Mais le 10 avril 1962, alors que les Beatles sont déjà repartis à Liverpool, il meurt d’une hémorragie cérébrale. La cause ? Deux versions circulent, qui ne s’excluent pas forcément. Une condition congénitale, tout d’abord : enfant, il avait souvent des étourdissements et n’a pas eu une croissance habituelle en tant qu’adolescent, il était plus petit que la moyenne.
L’autre version est le genre d’histoire dont le rock ‘n’ roll est friand. En janvier 1961, suite à un concert, Stuart est pris à partie par une bande Teddy Boys qui le battent, y compris à la tête, à coups de pied. Il aurait souffert à ce moment-là d’un traumatisme crânien très grave qui n’a jamais été soigné et qui aurait empiré.
Quoi qu’il en soit, un grand peintre est mort et Astrid a perdu l’amour de sa vie, son âme sœur. Elle révèlera le décès de Stuart aux Beatles à leur arrivée à l’aéroport lors de leur deuxième série de concerts à Hambourg fin avril 1962.
Après avoir appris la mauvaise nouvelle, John et George se rendront ensuite dans l’atelier où travaillait Stuart et Astrid prendra deux photos particulièrement touchantes.
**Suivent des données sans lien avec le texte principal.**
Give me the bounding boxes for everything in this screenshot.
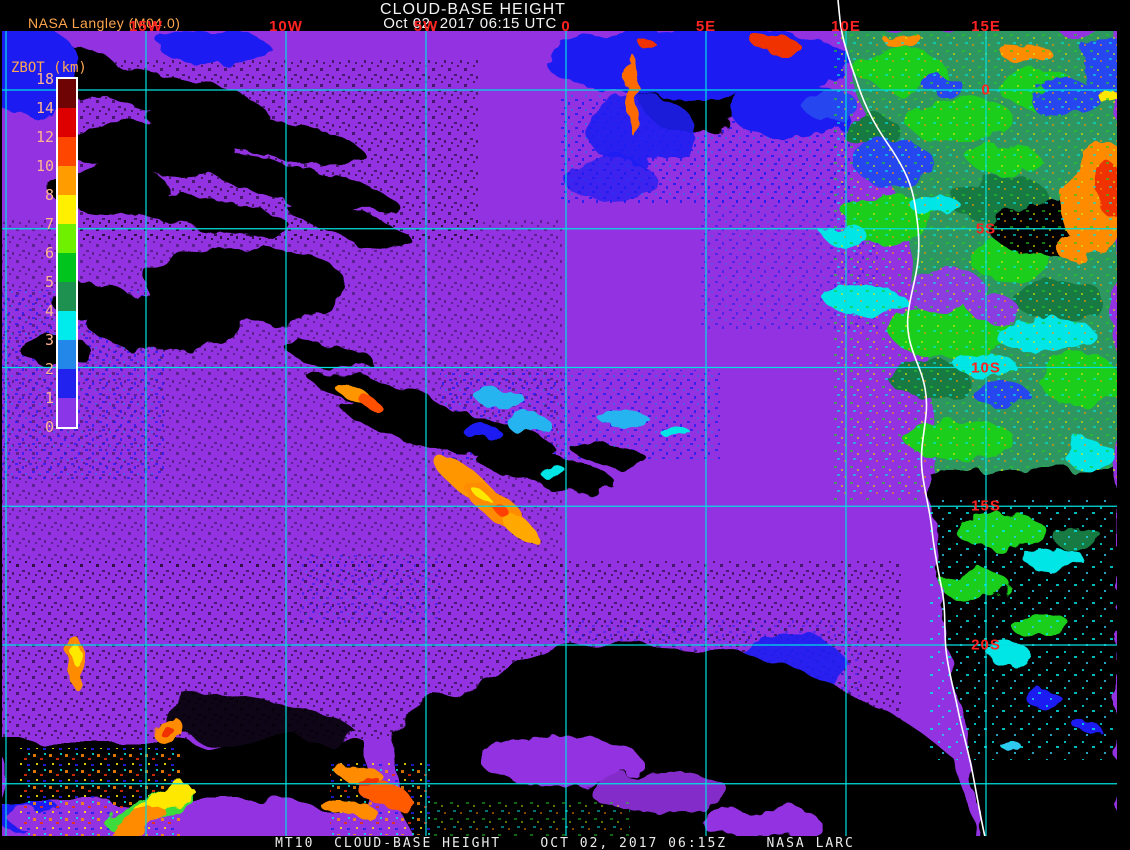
lon-label-10E: 10E xyxy=(831,18,861,35)
footer-text: MT10 CLOUD-BASE HEIGHT OCT 02, 2017 06:1… xyxy=(275,835,855,850)
colorbar-tick-6: 6 xyxy=(44,244,54,262)
colorbar-tick-14: 14 xyxy=(35,99,54,117)
colorbar-tick-3: 3 xyxy=(44,331,54,349)
colorbar-tick-12: 12 xyxy=(35,128,54,146)
lat-label-0: 0 xyxy=(981,81,991,99)
graticule-lines xyxy=(2,31,1117,837)
page-title: CLOUD-BASE HEIGHT xyxy=(380,1,566,18)
credit-label: NASA Langley (M04.0) xyxy=(28,15,181,31)
lon-label-0: 0 xyxy=(561,18,571,35)
lon-label-10W: 10W xyxy=(269,18,303,35)
colorbar-segment-4 xyxy=(58,195,76,224)
colorbar-title: ZBOT (km) xyxy=(11,60,87,76)
colorbar-segment-9 xyxy=(58,340,76,369)
lat-label-20S: 20S xyxy=(971,636,1001,654)
colorbar-tick-7: 7 xyxy=(44,215,54,233)
colorbar-segment-8 xyxy=(58,311,76,340)
colorbar-tick-1: 1 xyxy=(44,389,54,407)
colorbar-tick-4: 4 xyxy=(44,302,54,320)
lon-label-15E: 15E xyxy=(971,18,1001,35)
colorbar-segment-0 xyxy=(58,79,76,108)
colorbar xyxy=(56,77,78,429)
colorbar-tick-18: 18 xyxy=(35,70,54,88)
lat-label-15S: 15S xyxy=(971,497,1001,515)
colorbar-segment-7 xyxy=(58,282,76,311)
lon-label-5E: 5E xyxy=(695,18,717,35)
datetime-label: Oct 02, 2017 06:15 UTC xyxy=(383,15,557,32)
colorbar-segment-5 xyxy=(58,224,76,253)
footer-bar: MT10 CLOUD-BASE HEIGHT OCT 02, 2017 06:1… xyxy=(0,836,1130,850)
colorbar-segment-6 xyxy=(58,253,76,282)
colorbar-segment-11 xyxy=(58,398,76,427)
lat-label-5S: 5S xyxy=(975,220,997,238)
colorbar-tick-10: 10 xyxy=(35,157,54,175)
colorbar-tick-8: 8 xyxy=(44,186,54,204)
lat-label-10S: 10S xyxy=(971,359,1001,376)
colorbar-segment-1 xyxy=(58,108,76,137)
colorbar-tick-5: 5 xyxy=(44,273,54,291)
coastline xyxy=(837,0,986,838)
colorbar-tick-0: 0 xyxy=(44,418,54,436)
colorbar-segment-3 xyxy=(58,166,76,195)
lon-label-5W: 5W xyxy=(413,18,439,35)
colorbar-tick-2: 2 xyxy=(44,360,54,378)
lon-label-15W: 15W xyxy=(129,18,163,35)
colorbar-segment-2 xyxy=(58,137,76,166)
colorbar-segment-10 xyxy=(58,369,76,398)
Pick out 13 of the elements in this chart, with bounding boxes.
Sur la première, on voit John assis sur une chaise dans l’atelier, bouleversé de chagrin. Sur la seconde, George est debout derrière lui, dans une attitude visiblement protectrice à son encontre.
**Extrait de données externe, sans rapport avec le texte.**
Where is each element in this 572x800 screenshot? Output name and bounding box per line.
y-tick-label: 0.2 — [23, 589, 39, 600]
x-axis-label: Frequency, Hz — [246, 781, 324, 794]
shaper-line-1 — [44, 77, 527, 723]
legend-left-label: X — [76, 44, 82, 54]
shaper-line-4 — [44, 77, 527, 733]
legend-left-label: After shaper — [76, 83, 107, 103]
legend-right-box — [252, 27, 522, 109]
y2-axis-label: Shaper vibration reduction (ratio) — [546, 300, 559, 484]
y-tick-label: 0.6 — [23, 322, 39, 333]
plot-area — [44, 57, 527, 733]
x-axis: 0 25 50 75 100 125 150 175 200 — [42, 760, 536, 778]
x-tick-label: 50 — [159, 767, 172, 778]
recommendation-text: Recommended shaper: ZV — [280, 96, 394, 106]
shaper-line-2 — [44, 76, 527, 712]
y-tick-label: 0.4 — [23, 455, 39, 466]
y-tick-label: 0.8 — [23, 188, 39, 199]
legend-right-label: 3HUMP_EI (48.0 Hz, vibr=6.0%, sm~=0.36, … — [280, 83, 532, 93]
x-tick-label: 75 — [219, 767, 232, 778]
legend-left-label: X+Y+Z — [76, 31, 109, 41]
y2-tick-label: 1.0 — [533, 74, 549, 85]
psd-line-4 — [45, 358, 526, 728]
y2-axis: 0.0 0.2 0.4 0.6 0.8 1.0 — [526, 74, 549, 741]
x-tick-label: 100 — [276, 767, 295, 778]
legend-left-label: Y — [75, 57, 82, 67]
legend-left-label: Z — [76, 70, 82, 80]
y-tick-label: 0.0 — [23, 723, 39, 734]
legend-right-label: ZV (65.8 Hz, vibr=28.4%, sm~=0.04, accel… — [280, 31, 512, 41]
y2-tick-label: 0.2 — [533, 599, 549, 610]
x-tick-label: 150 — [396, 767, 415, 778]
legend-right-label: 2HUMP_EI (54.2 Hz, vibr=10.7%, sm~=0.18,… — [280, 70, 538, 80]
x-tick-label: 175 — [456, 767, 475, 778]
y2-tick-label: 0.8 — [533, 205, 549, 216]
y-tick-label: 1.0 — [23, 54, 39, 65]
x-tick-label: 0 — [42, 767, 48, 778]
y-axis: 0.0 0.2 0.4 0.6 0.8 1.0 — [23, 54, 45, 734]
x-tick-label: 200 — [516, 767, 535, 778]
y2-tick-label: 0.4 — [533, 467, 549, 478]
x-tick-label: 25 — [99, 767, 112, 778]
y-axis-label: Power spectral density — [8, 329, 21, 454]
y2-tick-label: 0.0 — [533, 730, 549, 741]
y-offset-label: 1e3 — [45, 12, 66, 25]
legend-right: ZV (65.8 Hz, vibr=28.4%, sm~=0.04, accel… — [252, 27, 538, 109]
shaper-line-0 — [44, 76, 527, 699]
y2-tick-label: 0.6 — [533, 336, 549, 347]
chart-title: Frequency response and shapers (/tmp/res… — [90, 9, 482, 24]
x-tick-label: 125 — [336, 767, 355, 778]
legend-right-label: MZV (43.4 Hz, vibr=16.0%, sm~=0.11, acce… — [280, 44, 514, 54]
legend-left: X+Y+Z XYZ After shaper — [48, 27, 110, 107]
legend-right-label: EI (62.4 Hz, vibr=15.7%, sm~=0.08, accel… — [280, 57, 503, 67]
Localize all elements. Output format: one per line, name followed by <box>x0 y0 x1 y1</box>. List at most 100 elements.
Le générique de fin du film Backbeat célèbre à merveille toute cette histoire, aussi bien le rôle de Stuart que le destin des Beatles sur lequel, à l’époque, personne n’aurait parié le moindre kopek… Il relève également l’importance d’Astrid sur le devenir des garçons.
Tony Sheridan
Repérés pour leur compétence, les Beatles sont engagés pour être le groupe d’accompagnement du chanteur Tony Sheridan. Ils font tous les instruments et les chœurs.
Dans les mêmes séances, ils enregistrent un instrumental signé Harrisson-Lennon :
Forts de toutes ces avancées dans leur carrière, il est temps pour les Beatles de revenir à Liverpool et de faire face à leur destin.